You should be better off with re-posting a shorter version of it, focusing on one or two topics.
I would also recommend you to read the FAQ about how to post more effectively and how to report what you typed and what Stata gave you back via CODE delimiters. Thanks.

Dear all Statalist members,

Sorry for the lengthy posting. The data is a balanced panel data with N=26 and T=4, resulting in a total of 104 observations.

The dependent variable is measured as a ratio which bound to lie between the range to 0 and 1. Based on my understanding from many previous disclosure studies, when the dependent variable has values that fall between 0 to 1, then the multivariate OLS model becomes an ineffective estimation technique. To counter this, I have applied the natural logarithmic transformation to reduce the effect of skewness. However, the result still indicate non-normal distribution of Skewness = 3.114155 and Kurtosis = 10.83984.

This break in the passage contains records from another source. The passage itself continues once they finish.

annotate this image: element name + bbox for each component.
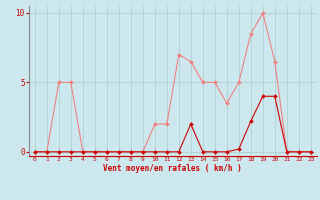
X-axis label: Vent moyen/en rafales ( km/h ): Vent moyen/en rafales ( km/h ) <box>103 164 242 173</box>
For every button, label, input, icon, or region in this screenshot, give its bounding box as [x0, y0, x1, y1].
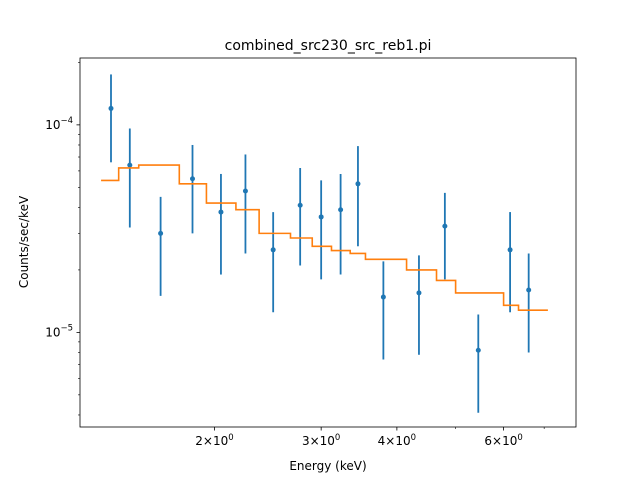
plot-area	[80, 58, 576, 427]
x-tick-label: 2×100	[195, 433, 233, 448]
data-point	[270, 247, 276, 253]
plot-frame	[79, 57, 577, 428]
data-point	[158, 230, 164, 236]
y-tick-label: 10−4	[45, 116, 73, 132]
data-point	[127, 162, 133, 168]
data-point	[108, 105, 114, 111]
data-point	[380, 294, 386, 300]
x-tick-label: 6×100	[484, 433, 522, 448]
y-axis-label: Counts/sec/keV	[17, 195, 31, 288]
data-point	[526, 287, 532, 293]
axes-layer: 2×100 3×100 4×100 6×100 10−5 10−4	[45, 62, 545, 448]
x-axis-label: Energy (keV)	[289, 459, 366, 473]
model-step-line	[101, 164, 548, 311]
data-point	[475, 347, 481, 353]
data-point	[242, 188, 248, 194]
data-point	[297, 202, 303, 208]
data-point	[416, 290, 422, 296]
data-point	[507, 247, 513, 253]
chart-title: combined_src230_src_reb1.pi	[225, 38, 432, 54]
x-tick-label: 3×100	[302, 433, 340, 448]
data-point	[338, 207, 344, 213]
data-point	[318, 214, 324, 220]
data-point	[442, 223, 448, 229]
data-layer	[101, 74, 548, 413]
y-tick-label: 10−5	[45, 323, 73, 339]
data-point	[355, 181, 361, 187]
data-point	[218, 209, 224, 215]
data-point	[190, 176, 196, 182]
x-tick-label: 4×100	[378, 433, 416, 448]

On the other hand, the measurement of independent variables consist of 2 categorical variables (measurement: 1, 2 and 3), 1 continuous variable (natural logarithm of total revenue) and 2 dummy variable (measurement of 0 and 1).

Arising from the measurement of dependent and independent variables as stated above, what is the best method in analyzing the effect of independent variables on dependent variable (i.e. the extent of accrual accounting disclosure).

Regards,

Hadysyam

Hadysiam:
thanks for providing more details (posting what you typed and what Stata gave you back remains the best approach to let other listers know about what you're after, though).
Some remarks about your updates:
- if you have long N, short T panel dataset, you would be better off with -xtreg-, as your -depvar- is a continuos one;
- it is not among OLS prerequisites that -depvar- should follow a normal distribution (whereas residual should);
- I'm not clear with the role of the dummies: do you mean that -depvar- is the ratio between the 2 dummies (mesurement of 0 and 1)? Or what else?